Culture

Dans la maison de François Ozon : l'expérience du voyeur

Article publié le 3 décembre 2012
Article publié le 3 décembre 2012
Cela fait quelques semaines que le film du réalisateur français François Ozon, Dans la maison, est sorti en Espagne. Il vient de rafler la Coquille d'Or au Festival de Saint-Sébastien et le coeur du public. Jury, critiques et public se seront donc accordés sur une chose : ce film est presque un événement en soi.

Tout de go j’ai envie de vous annoncer que Dans la maison est un chef d’œuvre. Et comme tout chef-d'œuvre qui se respecte, c’est un film imparfait, parfois maladroit, parfois exagérément intelligent. Mais tout cela avec évidence et subtilité, ce n’est pas un chef-d'œuvre pour rien. Ou alors Shining et Citizen Kane sont des films parfaits ? Évidemment non.
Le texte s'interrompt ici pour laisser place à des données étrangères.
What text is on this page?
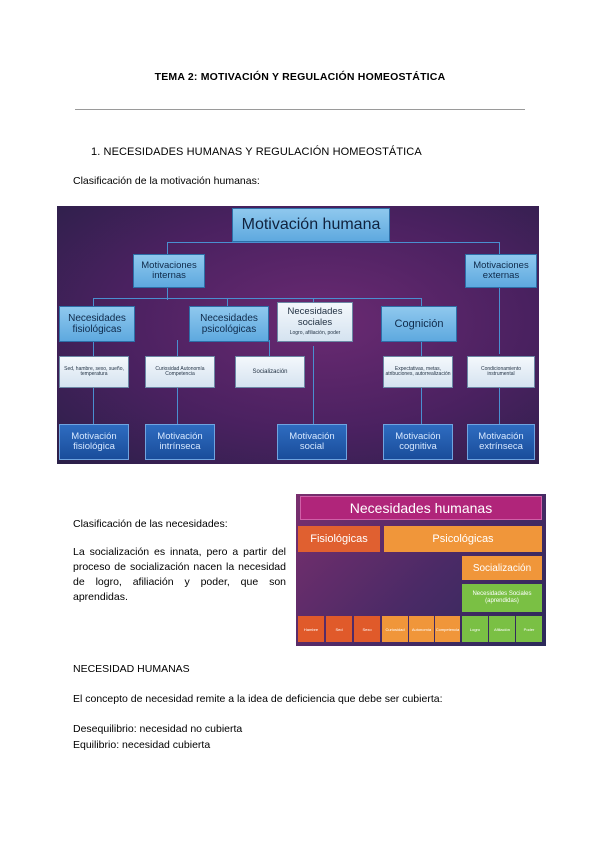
TEMA 2: MOTIVACIÓN Y REGULACIÓN HOMEOSTÁTICA
1. NECESIDADES HUMANAS Y REGULACIÓN HOMEOSTÁTICA
Clasificación de la motivación humanas:
Motivación humana
Motivaciones internas
Motivaciones externas
Necesidades fisiológicas
Necesidades psicológicas
Necesidades sociales
Logro, afiliación, poder
Cognición
Sed, hambre, sexo, sueño, temperatura
Curiosidad Autonomía Competencia	Socialización
Expectativas, metas, atribuciones, autorrealización
Condicionamiento instrumental
Motivación fisiológica
Motivación intrínseca
Motivación social
Motivación cognitiva
Motivación extrínseca
Clasificación de las necesidades:
La socialización es innata, pero a partir del proceso de socialización nacen la necesidad de logro, afiliación y poder, que son aprendidas.
Necesidades humanas
Fisiológicas	Psicológicas
Socialización
Necesidades Sociales (aprendidas)
Hambre	Sed	Sexo	Curiosidad	Autonomía	Competencia	Logro	Afiliación	Poder
NECESIDAD HUMANAS
El concepto de necesidad remite a la idea de deficiencia que debe ser cubierta:
Desequilibrio: necesidad no cubierta
Equilibrio: necesidad cubierta
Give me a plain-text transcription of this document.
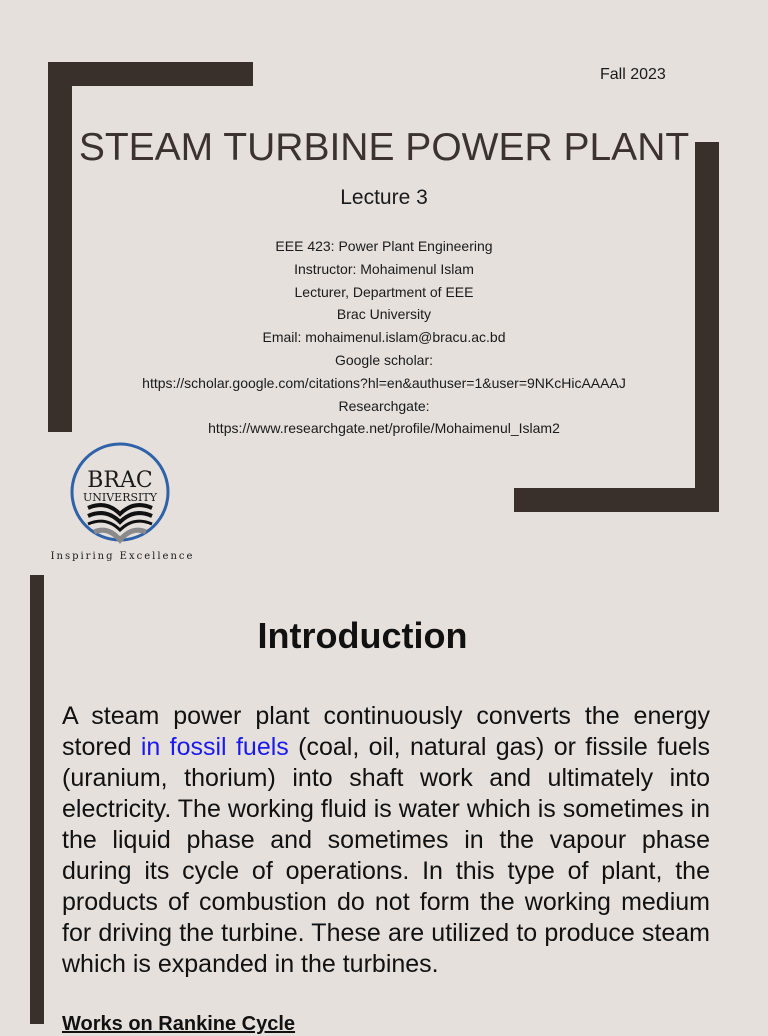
Fall 2023
STEAM TURBINE POWER PLANT
Lecture 3
EEE 423: Power Plant Engineering
Instructor: Mohaimenul Islam
Lecturer, Department of EEE
Brac University
Email: mohaimenul.islam@bracu.ac.bd
Google scholar:
https://scholar.google.com/citations?hl=en&authuser=1&user=9NKcHicAAAAJ
Researchgate:
https://www.researchgate.net/profile/Mohaimenul_Islam2
BRAC
UNIVERSITY
Inspiring Excellence
Introduction
A steam power plant continuously converts the energy stored in fossil fuels (coal, oil, natural gas) or fissile fuels (uranium, thorium) into shaft work and ultimately into electricity. The working fluid is water which is sometimes in the liquid phase and sometimes in the vapour phase during its cycle of operations. In this type of plant, the products of combustion do not form the working medium for driving the turbine. These are utilized to produce steam which is expanded in the turbines.
Works on Rankine Cycle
Dans la maison nous raconte l’histoire d’un professeur de littérature snob et aigri. A travers la plume d’un étudiant qui a un don pour l’écriture, il vit l'histoire d'une autre famille qui se veut tout à fait normale. Alors que l'élève s'infiltre peu à peu, d’une manière troublée et sombre, dans la vie de cette famille, l'enseignant contemple, tel un spectateur vorace, la vision acérée et très cruelle que son élève lui révèle de cette famille. Cela semble complexe, mais ne l'est pas. Peut-être est-ce parce que je n'ai pas le don qu’a l’adolescent protagoniste, et je ne suis pas capable d’expliquer par des mots les différentes couches de la langue dans lesquelles ce film se déploie.
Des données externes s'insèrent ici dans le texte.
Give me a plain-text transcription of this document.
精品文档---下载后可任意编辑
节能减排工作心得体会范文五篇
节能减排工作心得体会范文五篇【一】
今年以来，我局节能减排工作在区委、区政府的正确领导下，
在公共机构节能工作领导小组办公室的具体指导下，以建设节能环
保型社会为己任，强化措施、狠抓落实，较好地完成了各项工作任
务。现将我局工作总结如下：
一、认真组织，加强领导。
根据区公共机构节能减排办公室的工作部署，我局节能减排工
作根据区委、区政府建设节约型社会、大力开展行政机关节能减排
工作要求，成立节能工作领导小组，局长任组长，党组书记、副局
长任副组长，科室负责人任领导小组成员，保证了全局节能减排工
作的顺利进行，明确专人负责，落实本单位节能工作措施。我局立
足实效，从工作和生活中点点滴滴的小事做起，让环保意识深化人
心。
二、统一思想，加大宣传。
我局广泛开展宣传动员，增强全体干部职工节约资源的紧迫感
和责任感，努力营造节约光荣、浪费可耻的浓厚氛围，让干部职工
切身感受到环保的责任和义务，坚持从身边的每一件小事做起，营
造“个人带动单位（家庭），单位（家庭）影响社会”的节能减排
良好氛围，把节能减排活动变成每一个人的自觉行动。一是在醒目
Il est curieux et stimulant d’observer comment Ozon jongle avec les genres, au gré de l’humeur de l’adolescent qui écrit. Tantôt c'est un film d'horreur, tantôt une comédie absurde (et très sombre), ou encore un drame romantique aux accents vaudevillesques des plus agréables ...

Voilà un film au rythme endiablé, qui glisse sous nos yeux en jouant avec les personnages autant qu’avec nous-mêmes. C’est un de ces films qui engagent le spectateur au-delà de son rôle. Ozon veut que nous soyons pleinement conscients de notre condition de spectateurs. En même temps, à chaque épisode du macabre récit que le jeune remet à son professeur, il brise nos attentes. Quelle est la part de réalité dans ce que l’élève raconte à son maître ? Quelle est la part de réalité dans ce qu’Ozon nous montre à l’écran ?

La chute du film est un rien précipitée et improbable, mais cette fin ne participe-t-elle pas de l'expérience à laquelle Ozon nous soumet ? Puissions-nous le savoir. Je vais demander aux rédacteurs-en-chef de cafebabel.com s’ils me laissent avoir une interview, et ainsi sortir des doutes. Ou pas.